The Trinity Panels by Hugo van der Goes
Painted by Hugo van der Goes around 1475, the Trinity Panels are one of the greatest works of early Netherlandish painting in Britain.
The four panels are thought to be the wings of a triptych and the missing centre panel may have depicted a ‘Virgin and Child with Angels’. The open triptych would therefore have shown James III of Scotland (accompanied by his son James, presented by St Andrew) and Margaret of Denmark (presented by another saint, probably St George) before the Virgin, while the closed triptych would have shown the Trinity (God, Christ and the Holy Spirit in the form of a dove) worshipped by the donor Edward Bonkil.
Edward Bonkil came from a family of Edinburgh merchants who traded with the Low Countries and became Provost of the Collegiate Church of the Holy Trinity in Edinburgh at the time of its foundation in 1462. He died in 1496.
The attribution of the panels to Van der Goes, first proposed in 1833, has come to be universally accepted.
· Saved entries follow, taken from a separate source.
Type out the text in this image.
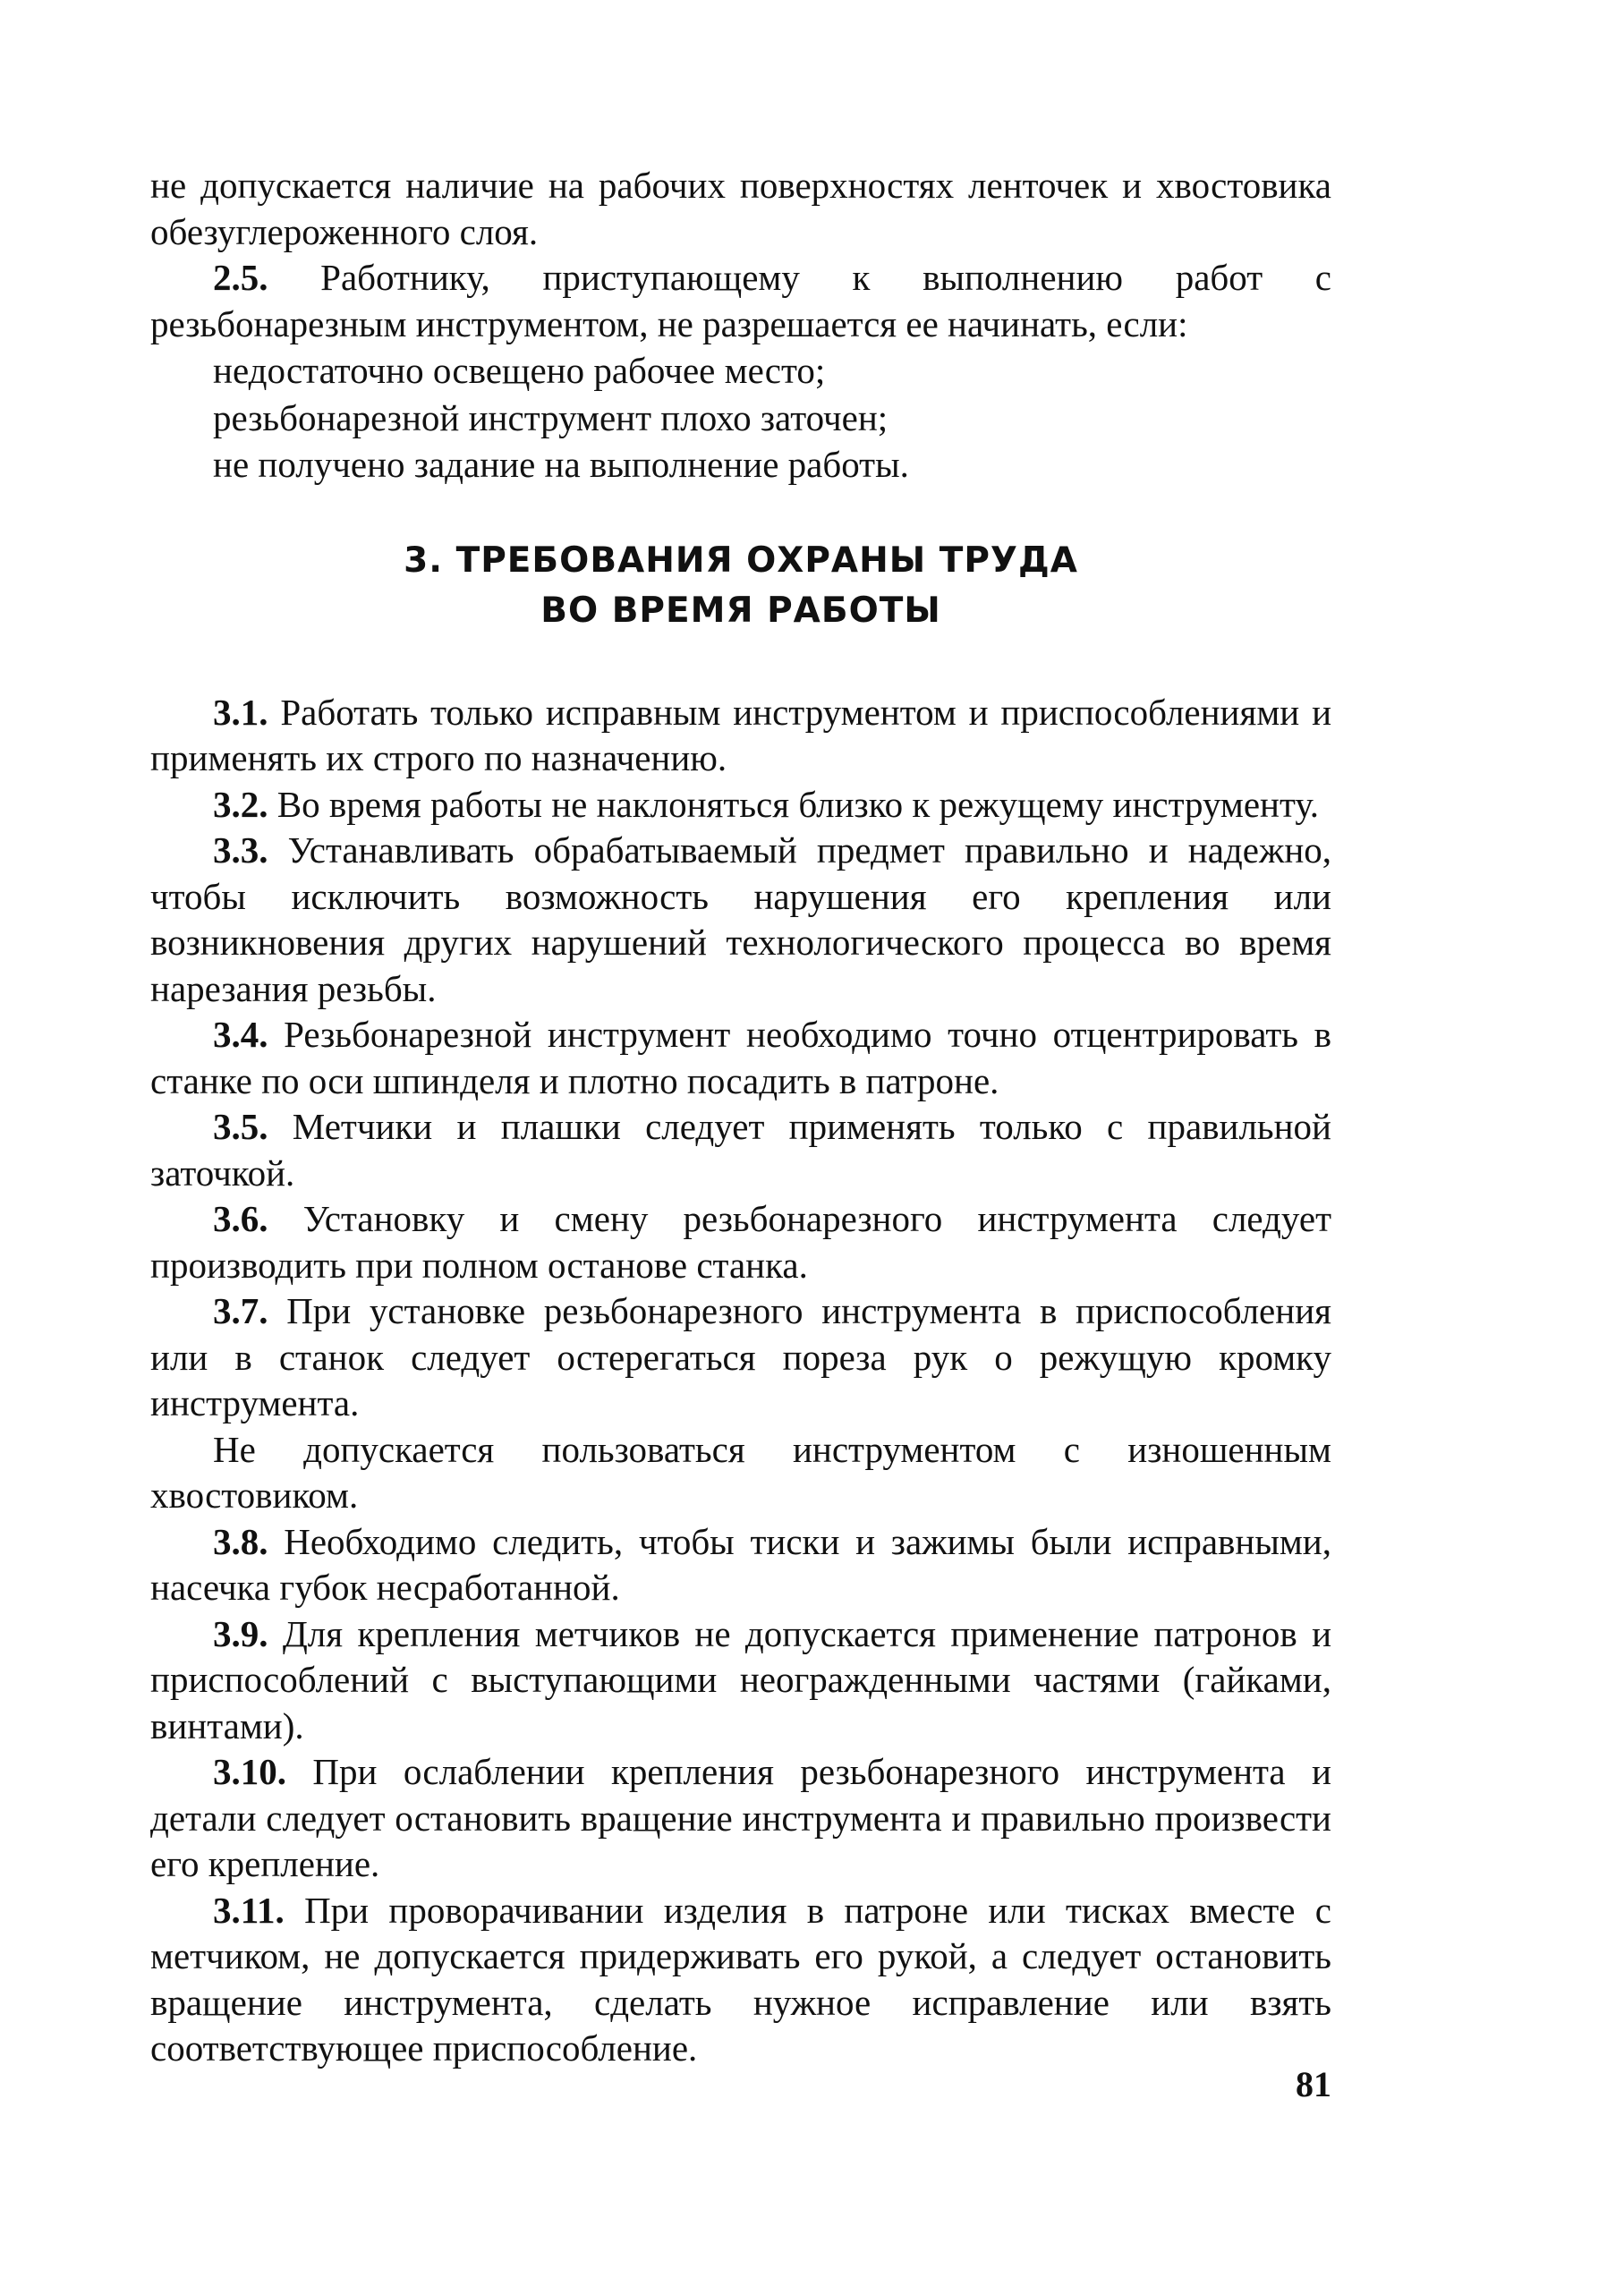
не допускается наличие на рабочих поверхностях ленточек и хвостовика обезуглероженного слоя.

2.5. Работнику, приступающему к выполнению работ с резьбонарезным инструментом, не разрешается ее начинать, если:

недостаточно освещено рабочее место;

резьбонарезной инструмент плохо заточен;

не получено задание на выполнение работы.

3. ТРЕБОВАНИЯ ОХРАНЫ ТРУДА
ВО ВРЕМЯ РАБОТЫ

3.1. Работать только исправным инструментом и приспособлениями и применять их строго по назначению.

3.2. Во время работы не наклоняться близко к режущему инструменту.

3.3. Устанавливать обрабатываемый предмет правильно и надежно, чтобы исключить возможность нарушения его крепления или возникновения других нарушений технологического процесса во время нарезания резьбы.

3.4. Резьбонарезной инструмент необходимо точно отцентрировать в станке по оси шпинделя и плотно посадить в патроне.

3.5. Метчики и плашки следует применять только с правильной заточкой.

3.6. Установку и смену резьбонарезного инструмента следует производить при полном останове станка.

3.7. При установке резьбонарезного инструмента в приспособления или в станок следует остерегаться пореза рук о режущую кромку инструмента.

Не допускается пользоваться инструментом с изношенным хвостовиком.

3.8. Необходимо следить, чтобы тиски и зажимы были исправными, насечка губок несработанной.

3.9. Для крепления метчиков не допускается применение патронов и приспособлений с выступающими неогражденными частями (гайками, винтами).

3.10. При ослаблении крепления резьбонарезного инструмента и детали следует остановить вращение инструмента и правильно произвести его крепление.

3.11. При проворачивании изделия в патроне или тисках вместе с метчиком, не допускается придерживать его рукой, а следует остановить вращение инструмента, сделать нужное исправление или взять соответствующее приспособление.

81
Van der Goes was inspired by the work of Van Eyck, and there are references here to his work, particularly in the figure of St George and the angel paying the organ.
The panels were apparently commissioned after 1473, when the Prince was born, and perhaps before 1478, when the Queen gave birth to a second son. They would have been completed by 1482, when Van der Goes died.
The survival of the two wings is extraordinary and the Trinity and Bonkil images must have been hidden from view during the Reformation. An x-ray detail on the left showing damages scored into the paint above God the Father’s head; it is most probable that this was an iconoclastic attack although curious that there is no deliberate damage to the face.
This is just one of the tantalising details that have been revealed about the painting following Initial investigation of the panels.